Friday, October 17, 2014

Tedious, annoying, tedious, annoying...

But I kept on reading…. Why? I really don’t know. I picked "Cutting Teeth" up from the library because I had read a decent review or at least short notice of the novel in one of the publications I read regularly, although now I can’t remember which one. There is a modicum of a story – actually several stories – to be found in Julia Fierro’s novel (St. Martin’s, 2014). It tells the story of a New York “Mommies” playgroup, the members of which decide to go for a weekend at the beach, with their spouses and children. We hear a lot about the problems of each adult, problems that are child-related, fertility-related, marriage-related, career-related, (clinical-level) anxiety-related, drug-related, petty-crime-related, and more. Furthermore, the adults seem to have little in common besides their children, and they don’t seem to really like each other or each other’s children very much. Their relationships when under the pressure of living in the same house for a long weekend soon deteriorate badly. The author does capture the way parents, perhaps especially parents in their thirties living in New York,and their ilk elsewhere, are so focused on their children’s being perfect and having perfect lives that they crumble when their children have developmental or behavioral or other issues, including, in some cases, just being "normal" instead of excelling at something or everything. Every parent can understand this, but the message is drawn out in a way that is at first annoying and then maddening.

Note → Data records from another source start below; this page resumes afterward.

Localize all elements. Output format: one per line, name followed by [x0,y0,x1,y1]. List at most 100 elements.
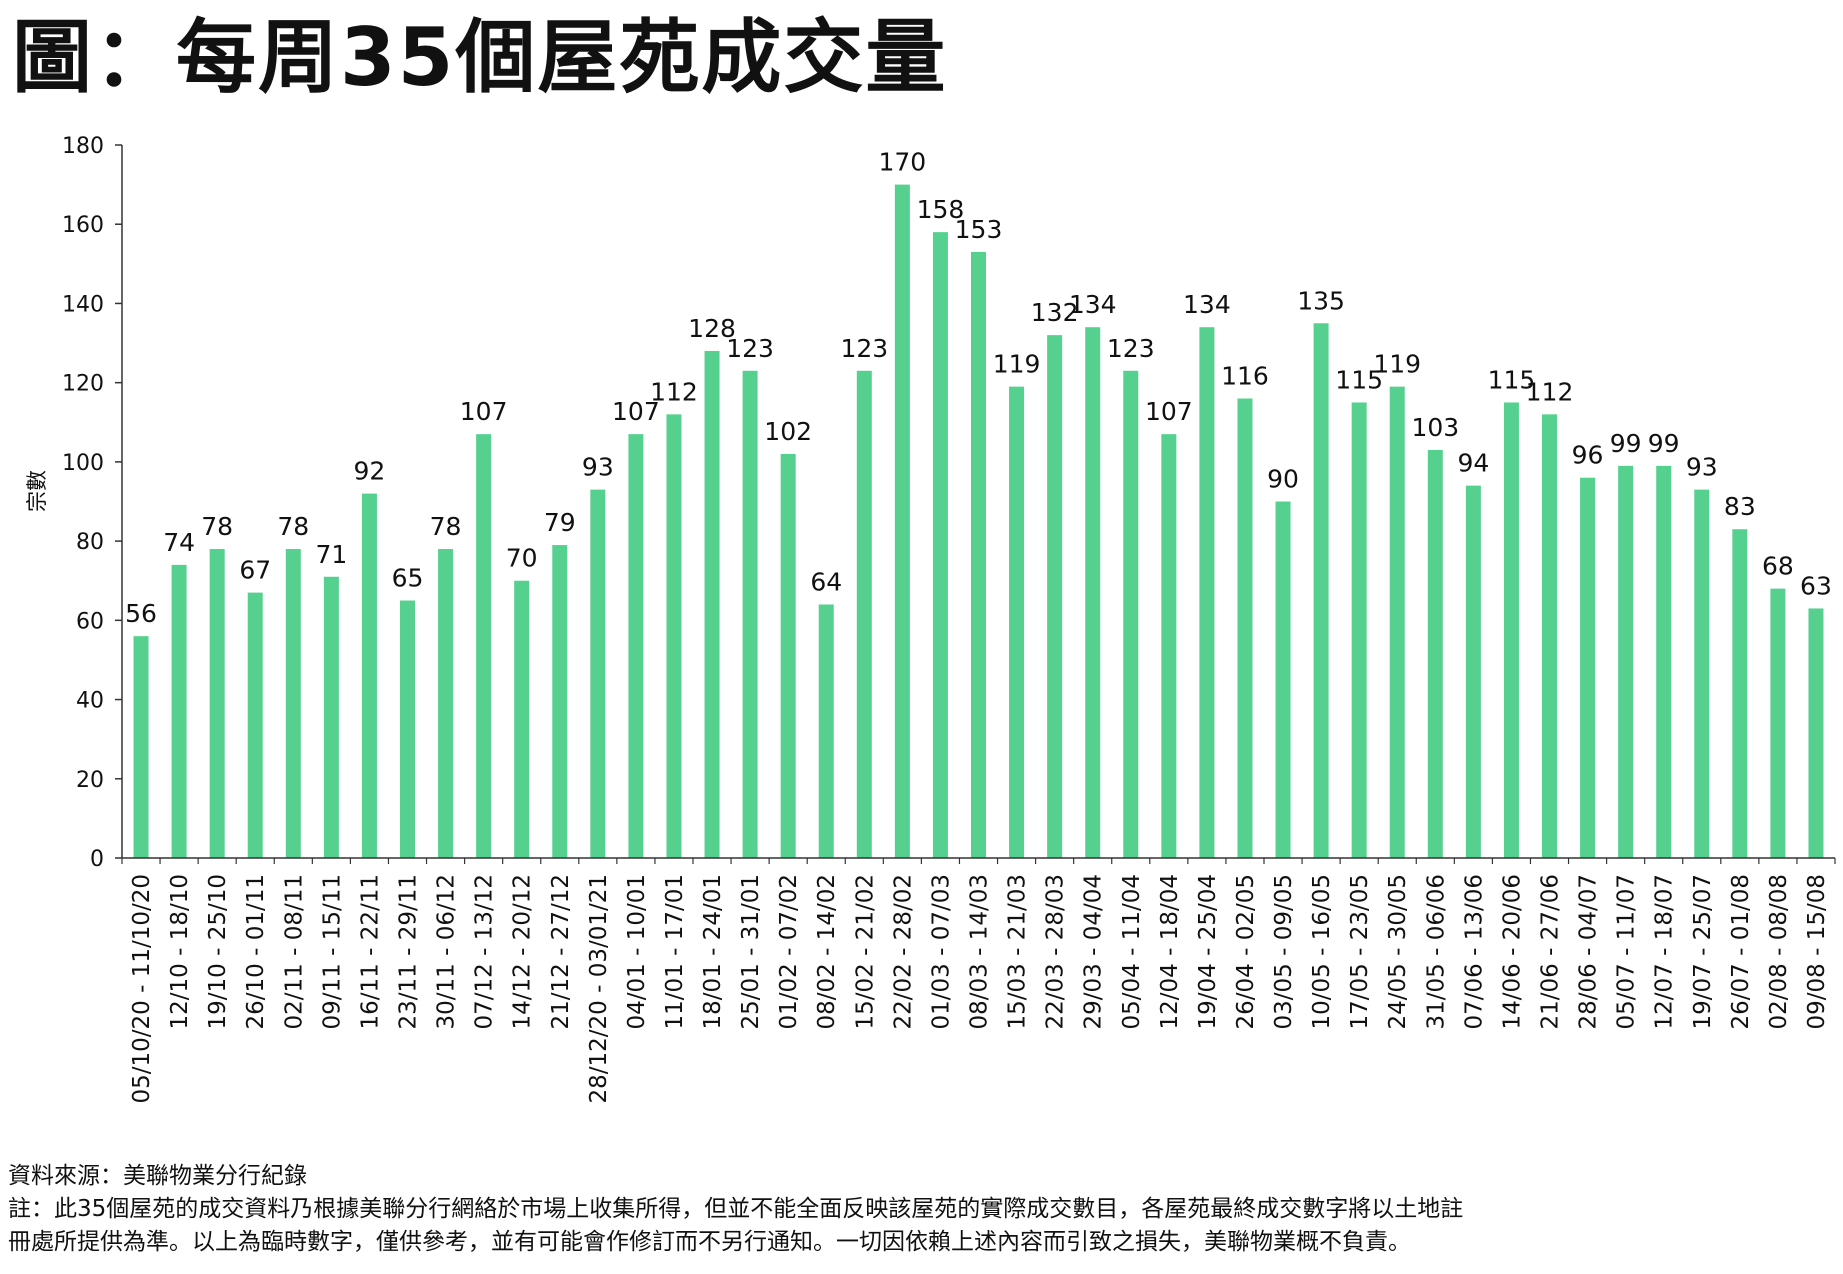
bar [1047,335,1063,859]
data-label: 92 [354,457,386,486]
bar [1085,327,1101,858]
data-label: 63 [1800,571,1832,600]
x-tick-label: 19/10 - 25/10 [205,874,231,1030]
data-label: 79 [544,508,576,537]
x-axis: 05/10/20 - 11/10/20 12/10 - 18/10 19/10 - … [121,857,1836,1104]
bar [1009,386,1025,858]
data-label: 119 [993,350,1041,379]
bar [666,414,682,858]
bar [1199,327,1215,858]
data-label: 78 [277,512,309,541]
x-tick-label: 02/08 - 08/08 [1766,874,1792,1030]
data-label: 128 [688,314,736,343]
x-tick-label: 08/03 - 14/03 [967,874,993,1030]
x-tick-label: 19/04 - 25/04 [1195,874,1221,1030]
data-label: 83 [1724,492,1756,521]
y-tick-label: 0 [90,847,104,872]
data-label: 68 [1762,552,1794,581]
y-tick-label: 100 [62,451,104,476]
data-label: 116 [1221,362,1269,391]
y-tick-label: 160 [62,213,104,238]
x-tick-label: 04/01 - 10/01 [624,874,650,1030]
x-tick-label: 12/07 - 18/07 [1652,874,1678,1030]
x-tick-label: 14/12 - 20/12 [510,874,536,1030]
x-tick-label: 29/03 - 04/04 [1081,874,1107,1030]
source-note: 資料來源：美聯物業分行紀錄 [8,1163,307,1189]
x-tick-label: 24/05 - 30/05 [1385,874,1411,1030]
bar [1237,398,1253,858]
data-label: 112 [650,377,698,406]
bar [1580,477,1596,858]
bar [438,549,454,858]
data-label: 71 [315,540,347,569]
x-tick-label: 22/03 - 28/03 [1043,874,1069,1030]
x-tick-label: 25/01 - 31/01 [738,874,764,1030]
footer: 資料來源：美聯物業分行紀錄 註：此35個屋苑的成交資料乃根據美聯分行網絡於市場上… [8,1160,1463,1259]
data-label: 107 [1145,397,1193,426]
bar [476,434,492,858]
x-tick-label: 28/06 - 04/07 [1576,874,1602,1030]
x-tick-label: 19/07 - 25/07 [1690,874,1716,1030]
bar [742,370,758,858]
x-tick-label: 23/11 - 29/11 [396,874,422,1030]
y-tick-label: 120 [62,372,104,397]
y-axis: 0 20 40 60 80 100 120 140 160 180 [62,134,123,872]
x-tick-label: 08/02 - 14/02 [814,874,840,1030]
x-tick-label: 15/02 - 21/02 [852,874,878,1030]
bar [209,549,225,858]
x-tick-label: 14/06 - 20/06 [1499,874,1525,1030]
y-tick-label: 20 [76,768,104,793]
x-tick-label: 07/12 - 13/12 [472,874,498,1030]
x-tick-label: 31/05 - 06/06 [1423,874,1449,1030]
y-tick-label: 80 [76,530,104,555]
data-label: 132 [1031,298,1079,327]
bar [1427,450,1443,858]
bar [323,576,339,858]
y-tick-label: 180 [62,134,104,159]
disclaimer-line-1: 註：此35個屋苑的成交資料乃根據美聯分行網絡於市場上收集所得，但並不能全面反映該… [8,1196,1464,1222]
bar [856,370,872,858]
data-label: 123 [840,334,888,363]
bar [247,592,263,858]
data-label: 107 [460,397,508,426]
x-tick-label: 02/11 - 08/11 [281,874,307,1030]
x-tick-label: 05/10/20 - 11/10/20 [129,874,155,1104]
bar [1123,370,1139,858]
x-tick-label: 17/05 - 23/05 [1347,874,1373,1030]
data-label: 170 [879,148,927,177]
x-tick-label: 05/07 - 11/07 [1614,874,1640,1030]
x-tick-label: 26/10 - 01/11 [243,874,269,1030]
data-label: 102 [764,417,812,446]
bar [1808,608,1824,858]
x-tick-label: 28/12/20 - 03/01/21 [586,874,612,1104]
x-tick-label: 26/07 - 01/08 [1728,874,1754,1030]
data-label: 65 [392,564,424,593]
x-tick-label: 01/02 - 07/02 [776,874,802,1030]
bar [361,493,377,858]
disclaimer-line-2: 冊處所提供為準。以上為臨時數字，僅供參考，並有可能會作修訂而不另行通知。一切因依… [8,1229,1411,1255]
bar [1465,485,1481,858]
x-tick-label: 01/03 - 07/03 [928,874,954,1030]
bar [590,489,606,858]
data-label: 123 [726,334,774,363]
data-label: 158 [917,195,965,224]
data-label: 96 [1572,441,1604,470]
bar [1694,489,1710,858]
y-tick-label: 40 [76,689,104,714]
bar [1275,501,1291,858]
data-label: 67 [239,556,271,585]
data-label: 115 [1335,365,1383,394]
bar [552,545,568,858]
data-label: 99 [1648,429,1680,458]
x-tick-label: 03/05 - 09/05 [1271,874,1297,1030]
bar [818,604,834,858]
x-tick-label: 07/06 - 13/06 [1461,874,1487,1030]
bar [1313,323,1329,858]
bar [932,232,948,859]
data-label: 70 [506,544,538,573]
x-tick-label: 18/01 - 24/01 [700,874,726,1030]
data-label: 134 [1183,290,1231,319]
data-label: 153 [955,215,1003,244]
bar [628,434,644,858]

Even though some of the characters and families are facing genuinely difficult situations, it is hard to be very sympathetic because they themselves are both unsympathetic and irritating. I know that readers don't have to "like" the characters to appreciate the novel, but here their annoying and self-indulgent behavior and dialogue is just too much. Perhaps one has to be in the same situation to fully appreciate this novel? I am a parent, but of an adult daughter, and although I recognize some of these parental behaviors and attitudes, and very probably was guilty of some of them myself, I find this book’s portrayal of them, and the general whininess and unpleasantness of the characters and their interactions, almost intolerable. So I ask myself again: Why did I keep reading? And I answer again: I am not sure. Perhaps it is one of those “it’s so bad that you can’t stop watching” situations.